Thankfully, Saturday’s disaster had an ultimately happy ending as by a remarkable coincidence, my chain had snapped five minutes walk from a local bike shop. Helpfully directed by a kindly soul sweeping his drive, in one of the last properties on the road before I would have been proper Out In The Sticks, I walked in pushing my crippled machine, and despite them clearly being in the middle of other jobs, within 15 minutes I was back on my way and only £14 worse off. Great lads.

A lucky escape then, but it really got me thinking about how bloody unlucky I’ve been over the years. My first ever proper road bike was constantly cut down by punctures and then just as I began to get a grip on them and get out and about on some longer rides, off she went. Stolen from, quite literally, under my nose by an opportunist shithouse spotting the door to my building left open.

It took me until the following August to finally replace her with The Red Arrow, and then after barely a handful of the rides came the birthday incident, a new set of wheels and a winter rebuild. A new year, a couple of pretty ropey rides with the gears slipping around all over the shop as I tried to get the indexing right and then when I finally got all that right the bloody chain exploded. Oh, and none of this is taking into account all the occasions when one of my vintage bikes has had some sort of complete mare; brake blocks and cabling failing, loose pedals, wheels and headsets, slipping chains, puncture after puncture on 30 year old tyres, a snapped saddle (!) and then the absolute nadir on KaputChristmas Eve when the entire crank fell off in the dark and pouring rain on my way home from work one evening.

I’m absolutely loving the new-found freedom of being out on the bike again, heading out to far flung places, up hill and down dale. The upturn in weather in the past few weeks mixed with me having two beautiful racing machines available has made a pleasant change to the usual start to a year, sweating and panting in the pouring rain, running up and down the same old stretches of South Manchester six days a week. But bloody hell, cycling is a pain in the arse sometimes.
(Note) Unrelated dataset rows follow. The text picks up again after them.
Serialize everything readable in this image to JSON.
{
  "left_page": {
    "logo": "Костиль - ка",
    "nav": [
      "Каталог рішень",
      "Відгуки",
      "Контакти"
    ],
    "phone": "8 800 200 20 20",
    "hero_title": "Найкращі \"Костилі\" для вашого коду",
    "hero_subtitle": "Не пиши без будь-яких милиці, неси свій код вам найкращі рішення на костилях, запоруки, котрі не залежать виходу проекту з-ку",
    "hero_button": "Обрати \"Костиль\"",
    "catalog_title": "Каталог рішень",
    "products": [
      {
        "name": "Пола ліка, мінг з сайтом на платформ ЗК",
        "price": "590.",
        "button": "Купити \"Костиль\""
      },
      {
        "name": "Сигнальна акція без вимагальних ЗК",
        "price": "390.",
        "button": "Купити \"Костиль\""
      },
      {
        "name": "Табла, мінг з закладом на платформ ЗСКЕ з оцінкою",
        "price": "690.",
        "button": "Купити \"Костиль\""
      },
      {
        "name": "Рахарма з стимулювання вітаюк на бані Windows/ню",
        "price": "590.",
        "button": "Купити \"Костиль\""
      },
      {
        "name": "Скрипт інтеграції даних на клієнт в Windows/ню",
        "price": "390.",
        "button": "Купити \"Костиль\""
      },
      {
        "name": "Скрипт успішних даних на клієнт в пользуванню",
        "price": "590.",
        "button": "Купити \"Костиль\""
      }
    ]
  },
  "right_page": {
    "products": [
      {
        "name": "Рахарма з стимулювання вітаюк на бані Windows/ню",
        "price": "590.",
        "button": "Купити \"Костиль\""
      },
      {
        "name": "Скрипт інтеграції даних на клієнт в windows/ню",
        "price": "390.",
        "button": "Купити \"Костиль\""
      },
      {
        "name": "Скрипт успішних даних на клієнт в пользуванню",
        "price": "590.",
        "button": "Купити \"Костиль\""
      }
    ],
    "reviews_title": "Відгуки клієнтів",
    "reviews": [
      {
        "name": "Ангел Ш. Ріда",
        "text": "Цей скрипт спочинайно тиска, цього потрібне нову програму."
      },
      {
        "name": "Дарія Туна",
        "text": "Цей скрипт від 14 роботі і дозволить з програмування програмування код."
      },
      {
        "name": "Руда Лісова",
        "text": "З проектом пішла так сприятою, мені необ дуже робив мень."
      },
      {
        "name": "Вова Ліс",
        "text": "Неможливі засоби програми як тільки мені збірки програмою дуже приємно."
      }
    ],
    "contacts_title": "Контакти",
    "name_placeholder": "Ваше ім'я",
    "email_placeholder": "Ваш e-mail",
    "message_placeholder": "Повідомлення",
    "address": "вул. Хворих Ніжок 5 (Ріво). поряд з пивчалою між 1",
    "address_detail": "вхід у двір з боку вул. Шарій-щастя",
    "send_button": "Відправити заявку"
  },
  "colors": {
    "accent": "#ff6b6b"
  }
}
There’s so much that can go wrong, I can barely remember a ride without some sort of weird incident along the way.

It’s enough to almost yearn for the simplicity of going out for a run sometimes, where the only thing likely to ruin it is the usual worry about accidentally having a Paula Radcliffe moment on some of the longer runs or something. There is something beautifully pure about lacing up a pair of shoes, slapping an old football shirt and heading out just to run around for an extended period of time. But, after several thousand miles on foot, through a dozen pairs of running shoes and countless tales of sweaty woe over the past six years or so, I’m enjoying a bit of a change of pace. And with my first event of the year looming on the horizon, a lumpy 60km over some of the route of the inaugural Tour de Yorkshire, I just need to hope the bloody machines are up to the job.